HC2091 - Business Finance - What is the fundamental motivation behind portfolio theory? That is, what are people trying to achieve by investing in portfolios

  What is a service process in the context of service design

What is a service process in the context of service design? Explain what mangers must do in order to fully understand a service process?

  Present and future values and expected returns

Critically reflect on the importance of present and future values.  What factors must be considered when calculating present and future values? What other qualitative factors play into present and future value decisions? Perhaps you have opportuni..

  Explain import substitution industrialisation

Explain import substitution industrialisation and how it can affect Ghana.

  Aggregate dollar terms do marketing signaling

a. What do market signaling studies suggest will happen to FARDO stock price on the announcement date? Why? b. How large a gain or loss in aggregate dollar terms do marketing signaling studies suggest existing FARO shareholders will experience on t..

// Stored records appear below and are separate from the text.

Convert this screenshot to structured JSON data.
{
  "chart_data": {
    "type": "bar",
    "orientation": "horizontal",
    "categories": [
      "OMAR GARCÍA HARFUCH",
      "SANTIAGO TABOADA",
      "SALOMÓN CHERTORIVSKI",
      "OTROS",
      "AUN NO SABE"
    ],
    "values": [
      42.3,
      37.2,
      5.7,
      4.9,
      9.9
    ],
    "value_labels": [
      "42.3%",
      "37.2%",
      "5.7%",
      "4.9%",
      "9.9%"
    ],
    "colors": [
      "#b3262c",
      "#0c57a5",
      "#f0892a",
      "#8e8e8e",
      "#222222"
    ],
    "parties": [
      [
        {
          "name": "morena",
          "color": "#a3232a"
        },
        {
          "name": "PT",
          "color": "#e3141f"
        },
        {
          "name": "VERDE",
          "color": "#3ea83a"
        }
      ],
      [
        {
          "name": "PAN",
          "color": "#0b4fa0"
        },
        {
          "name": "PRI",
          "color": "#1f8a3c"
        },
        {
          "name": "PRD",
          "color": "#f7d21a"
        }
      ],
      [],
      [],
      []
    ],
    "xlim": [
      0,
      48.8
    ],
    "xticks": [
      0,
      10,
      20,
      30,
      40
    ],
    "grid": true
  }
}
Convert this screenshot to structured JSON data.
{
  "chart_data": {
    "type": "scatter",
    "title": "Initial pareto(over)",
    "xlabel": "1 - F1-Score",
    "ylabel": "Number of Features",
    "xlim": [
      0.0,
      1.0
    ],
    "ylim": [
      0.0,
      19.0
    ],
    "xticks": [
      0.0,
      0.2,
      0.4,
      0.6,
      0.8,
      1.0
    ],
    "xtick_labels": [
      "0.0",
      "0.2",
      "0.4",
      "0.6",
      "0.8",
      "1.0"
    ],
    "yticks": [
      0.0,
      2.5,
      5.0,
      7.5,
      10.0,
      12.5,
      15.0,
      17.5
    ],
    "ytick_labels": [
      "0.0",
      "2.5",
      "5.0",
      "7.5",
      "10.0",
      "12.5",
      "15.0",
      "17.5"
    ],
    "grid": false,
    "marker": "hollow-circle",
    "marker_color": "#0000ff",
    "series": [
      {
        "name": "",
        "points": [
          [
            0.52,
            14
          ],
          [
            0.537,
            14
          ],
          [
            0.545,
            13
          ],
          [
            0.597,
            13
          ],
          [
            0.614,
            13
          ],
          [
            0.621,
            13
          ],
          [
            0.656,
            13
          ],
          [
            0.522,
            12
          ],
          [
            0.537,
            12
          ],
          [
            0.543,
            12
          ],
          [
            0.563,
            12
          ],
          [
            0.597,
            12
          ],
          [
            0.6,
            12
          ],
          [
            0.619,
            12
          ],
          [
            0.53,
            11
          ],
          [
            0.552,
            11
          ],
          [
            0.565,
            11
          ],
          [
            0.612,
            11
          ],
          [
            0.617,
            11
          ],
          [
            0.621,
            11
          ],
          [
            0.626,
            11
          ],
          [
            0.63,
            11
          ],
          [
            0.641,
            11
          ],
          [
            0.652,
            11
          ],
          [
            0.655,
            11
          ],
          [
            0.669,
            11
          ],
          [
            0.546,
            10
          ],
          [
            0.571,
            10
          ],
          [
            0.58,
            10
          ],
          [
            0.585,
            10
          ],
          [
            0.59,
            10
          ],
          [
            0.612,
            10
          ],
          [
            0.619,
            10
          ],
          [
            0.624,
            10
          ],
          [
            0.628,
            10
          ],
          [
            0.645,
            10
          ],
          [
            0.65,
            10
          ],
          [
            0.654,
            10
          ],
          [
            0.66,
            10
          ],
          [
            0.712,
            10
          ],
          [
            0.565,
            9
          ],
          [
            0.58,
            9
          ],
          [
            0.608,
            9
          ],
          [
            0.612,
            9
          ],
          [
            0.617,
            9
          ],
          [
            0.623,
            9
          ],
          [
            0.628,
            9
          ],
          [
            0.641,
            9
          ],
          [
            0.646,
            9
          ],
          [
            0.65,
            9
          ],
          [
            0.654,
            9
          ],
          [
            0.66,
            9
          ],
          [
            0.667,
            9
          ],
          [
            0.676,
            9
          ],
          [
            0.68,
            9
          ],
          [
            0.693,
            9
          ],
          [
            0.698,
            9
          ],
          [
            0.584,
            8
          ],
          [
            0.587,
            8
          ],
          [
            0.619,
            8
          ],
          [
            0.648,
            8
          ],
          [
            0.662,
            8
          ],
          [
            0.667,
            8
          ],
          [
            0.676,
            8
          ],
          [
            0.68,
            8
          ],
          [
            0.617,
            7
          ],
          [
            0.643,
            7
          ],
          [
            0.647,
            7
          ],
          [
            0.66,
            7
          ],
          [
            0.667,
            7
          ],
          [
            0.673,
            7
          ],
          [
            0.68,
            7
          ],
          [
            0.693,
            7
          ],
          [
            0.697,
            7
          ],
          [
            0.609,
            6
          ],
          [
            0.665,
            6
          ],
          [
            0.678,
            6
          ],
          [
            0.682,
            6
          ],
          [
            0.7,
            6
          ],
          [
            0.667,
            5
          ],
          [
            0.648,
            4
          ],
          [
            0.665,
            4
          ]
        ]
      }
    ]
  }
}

  What are the given payments worth to you

Your parents are giving you $ 100 a month for four years while you are in college. At a 6% discount rate, what are these payments worth to you when you first.

  What is the firm’s wacc

QUESTION 1Suppose a company will issue new 5-year debt with a face value of $1,000 and a coupon rate of 8 percent, paid annually. If the issuing price is $1080 and the tax rate is 40 percent. What is the after-tax cost of debt? If the expected rate o..

  What is the stock price if the discount rate for the stock

You expect a share of stock to pay dividends of $1.00, $1.25, and $1.50 in each of the next 3 years. You believe the stock will sell for $20 at the end.

  Do you want the volatility of interest rates

Do you want the volatility of interest rates to be increasing or decreasing? Do you want the volatility of the futures price change to be higher or lower.

  Control extraneous variables within an experimental design

What are the techniques by which experimenters attempt to control extraneous variables within an experimental design?

  Annual interest rate

Your parents will retire in 15 years. They currently have $380,000 saved, and they think they will need $750,000 at retirement.

  What was your profit or loss on this trade

n May 2017, you enter into a physical forward sales contract to sell 500,000 barrels of oil, What was your profit/loss on this trade? Show your calculations

Free Assignment Quote

Assured A++ Grade

Get guaranteed satisfaction & time on delivery in every assignment order you paid with us! We ensure premium quality solution document along with free turntin report!